Olhei para a rapariga ao lado de Ricardo. Tão nova. Tão claramente fora de qualquer compreensão real daquele mundo. O sorriso dela vacilou quando percebeu que eu não era uma convidada qualquer.
— Parabéns — consegui dizer, com a voz firme o suficiente para não me trair.
Ela respondeu com um aceno rápido, desconfortável, os olhos fugindo para Ricardo como se procurasse orientação.
Ricardo não disse nada.
O silêncio dele era mais barulhento do que qualquer insulto.

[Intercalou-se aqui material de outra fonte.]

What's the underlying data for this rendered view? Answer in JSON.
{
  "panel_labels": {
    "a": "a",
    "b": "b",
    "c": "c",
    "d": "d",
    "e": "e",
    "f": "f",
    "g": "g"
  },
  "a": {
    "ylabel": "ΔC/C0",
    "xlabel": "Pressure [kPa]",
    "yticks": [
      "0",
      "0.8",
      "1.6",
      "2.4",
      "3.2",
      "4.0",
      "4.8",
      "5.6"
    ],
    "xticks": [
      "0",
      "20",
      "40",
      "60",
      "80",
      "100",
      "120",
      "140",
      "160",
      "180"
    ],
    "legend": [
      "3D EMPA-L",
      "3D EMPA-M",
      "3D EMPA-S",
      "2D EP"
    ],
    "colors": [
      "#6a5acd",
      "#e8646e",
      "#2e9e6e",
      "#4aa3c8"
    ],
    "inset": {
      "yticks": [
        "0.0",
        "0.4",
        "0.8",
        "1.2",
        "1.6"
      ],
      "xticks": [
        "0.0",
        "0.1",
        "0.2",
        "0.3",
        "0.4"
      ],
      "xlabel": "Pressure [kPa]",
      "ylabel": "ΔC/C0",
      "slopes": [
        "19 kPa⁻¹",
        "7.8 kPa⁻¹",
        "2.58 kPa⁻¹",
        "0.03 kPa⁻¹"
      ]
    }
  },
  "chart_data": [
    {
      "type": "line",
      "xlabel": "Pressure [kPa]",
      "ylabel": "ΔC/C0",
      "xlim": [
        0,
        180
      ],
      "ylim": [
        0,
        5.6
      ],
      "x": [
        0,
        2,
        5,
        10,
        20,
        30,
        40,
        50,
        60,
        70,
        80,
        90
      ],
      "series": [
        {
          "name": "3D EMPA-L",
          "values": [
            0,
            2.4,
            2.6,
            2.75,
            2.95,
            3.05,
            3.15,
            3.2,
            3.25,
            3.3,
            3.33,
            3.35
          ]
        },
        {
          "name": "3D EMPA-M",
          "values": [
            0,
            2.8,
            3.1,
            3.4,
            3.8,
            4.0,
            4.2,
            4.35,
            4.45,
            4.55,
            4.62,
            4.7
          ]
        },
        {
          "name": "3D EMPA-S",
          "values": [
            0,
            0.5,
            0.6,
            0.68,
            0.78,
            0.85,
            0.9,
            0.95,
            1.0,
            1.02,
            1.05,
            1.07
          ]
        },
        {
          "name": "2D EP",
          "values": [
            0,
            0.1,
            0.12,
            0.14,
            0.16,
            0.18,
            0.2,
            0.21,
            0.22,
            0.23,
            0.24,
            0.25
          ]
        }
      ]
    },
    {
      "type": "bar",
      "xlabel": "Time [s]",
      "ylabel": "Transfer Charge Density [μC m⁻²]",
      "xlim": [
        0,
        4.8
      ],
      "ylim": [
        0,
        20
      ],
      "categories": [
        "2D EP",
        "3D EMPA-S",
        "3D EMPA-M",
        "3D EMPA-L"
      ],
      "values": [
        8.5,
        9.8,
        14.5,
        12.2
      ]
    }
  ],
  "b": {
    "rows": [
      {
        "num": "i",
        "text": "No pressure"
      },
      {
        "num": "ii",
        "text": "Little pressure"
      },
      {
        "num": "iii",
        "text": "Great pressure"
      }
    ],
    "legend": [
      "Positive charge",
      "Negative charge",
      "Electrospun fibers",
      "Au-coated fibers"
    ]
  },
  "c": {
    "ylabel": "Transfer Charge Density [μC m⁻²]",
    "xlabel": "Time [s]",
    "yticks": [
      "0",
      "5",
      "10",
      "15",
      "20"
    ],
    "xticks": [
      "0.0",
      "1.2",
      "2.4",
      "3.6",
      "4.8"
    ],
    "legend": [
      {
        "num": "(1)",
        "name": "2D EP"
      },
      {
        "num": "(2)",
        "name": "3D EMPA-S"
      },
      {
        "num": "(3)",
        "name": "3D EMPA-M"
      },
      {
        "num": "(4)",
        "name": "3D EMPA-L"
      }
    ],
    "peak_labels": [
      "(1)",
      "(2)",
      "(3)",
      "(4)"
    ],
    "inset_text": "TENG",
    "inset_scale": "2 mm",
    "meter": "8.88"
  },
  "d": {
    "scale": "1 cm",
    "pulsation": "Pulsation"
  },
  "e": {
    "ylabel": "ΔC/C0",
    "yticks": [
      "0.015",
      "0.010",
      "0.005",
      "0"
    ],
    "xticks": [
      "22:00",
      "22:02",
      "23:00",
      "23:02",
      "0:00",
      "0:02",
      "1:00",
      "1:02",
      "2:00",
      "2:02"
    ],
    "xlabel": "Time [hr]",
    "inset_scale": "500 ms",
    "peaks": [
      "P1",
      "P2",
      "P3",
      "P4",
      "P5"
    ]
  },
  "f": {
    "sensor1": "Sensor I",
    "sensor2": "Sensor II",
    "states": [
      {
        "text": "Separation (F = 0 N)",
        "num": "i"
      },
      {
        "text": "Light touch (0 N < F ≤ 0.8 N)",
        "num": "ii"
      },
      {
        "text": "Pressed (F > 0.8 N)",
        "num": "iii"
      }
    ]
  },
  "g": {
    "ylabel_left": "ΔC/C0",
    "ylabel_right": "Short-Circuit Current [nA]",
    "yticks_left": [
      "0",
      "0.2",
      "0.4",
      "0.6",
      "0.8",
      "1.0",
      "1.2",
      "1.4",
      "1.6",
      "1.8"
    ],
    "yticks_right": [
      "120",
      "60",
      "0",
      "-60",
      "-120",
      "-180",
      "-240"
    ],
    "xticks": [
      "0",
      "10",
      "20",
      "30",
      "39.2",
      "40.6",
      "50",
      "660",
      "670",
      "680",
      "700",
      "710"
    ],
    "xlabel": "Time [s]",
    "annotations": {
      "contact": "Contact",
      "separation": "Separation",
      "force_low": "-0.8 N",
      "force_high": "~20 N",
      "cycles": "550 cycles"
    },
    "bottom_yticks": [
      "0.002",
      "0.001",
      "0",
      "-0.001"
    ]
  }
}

Matteo sustentou o momento apenas o suficiente para que fosse sentido. Depois inclinou ligeiramente a cabeça.
— Aproveitem a noite — disse.
Virou-se comigo antes que Ricardo pudesse reagir.
Só quando nos afastámos alguns passos é que senti o ar voltar aos pulmões.
— Preciso de ir à casa de banho — murmurei.
Matteo assentiu.
— Não demore.
Não era um cuidado.
Era vigilância.
A casa de banho estava vazia, fria, excessivamente iluminada. Apoiei as mãos na bancada de mármore, encarei o meu reflexo. O vestido estava intacto. O colar no lugar. Eu parecia… composta.
Mas os olhos denunciavam tudo.
Lavei as mãos, respirei fundo, endireitei os ombros como ele tinha mandado.
Quando saí, não esperava encontrá-lo ali.
Ricardo encostava-se à parede do corredor, um copo na mão, o olhar duro, amargo, sem qualquer máscara social.
— Nunca pensei vê-la aqui — disse, com desprezo. — Ainda menos assim.
Tentei passar por ele.
Ele bloqueou-me o caminho.
— O que foi, Ivy? — continuou, a voz baixa, venenosa. — Cansou-se de ser a esposa estéril e resolveu virar a p**a do Don?
O golpe foi direto.
— Afaste-se — disse, controlando a voz.
Ele riu-se.
— Sempre fria. Sempre inútil. Nem sei como ele a quer na cama. Aposto que continua sem saber o que fazer com um homem de verdade.
Antes que eu respondesse, a presença mudou.
Matteo surgiu atrás de mim como uma sombra sólida.
— Chega — disse.
A voz não foi alta.
Não precisou.
Ricardo virou-se, surpreso, e empalideceu ao reconhecer o tom.
— Don, eu só estava…
— Não estava — interrompeu Matteo. — Estava a ultrapassar um limite.
Colocou-se ao meu lado, não à frente. A mão pousou na minha cintura, firme, possessiva, pública.
— Você fala demais para alguém que deve tudo o que tem ao meu silêncio — continuou.
Ricardo engoliu em seco.
— Não volte a dirigir-se a ela — disse Matteo. — Nem hoje. Nem nunca.
O olhar dele endureceu.
— Se o fizer, perde muito mais do que um casamento.
O corredor parecia pequeno demais para conter aquele confronto.
Ricardo baixou os olhos primeiro.
— Claro, Don — murmurou.
Matteo não respondeu.
Virou-se comigo e começou a caminhar de volta para a sala, a mão ainda firme na minha cintura.
Só quando já estávamos longe o suficiente é que ele falou novamente.
— Não saia do meu campo de visão outra vez.
Não foi um pedido.
E, pela primeira vez naquela noite, eu não me senti pequena.
Senti-me protegida.
E perigosamente ligada ao homem que acabara de mostrar, sem esforço algum, que naquele mundo ninguém tocava no que lhe pertencia.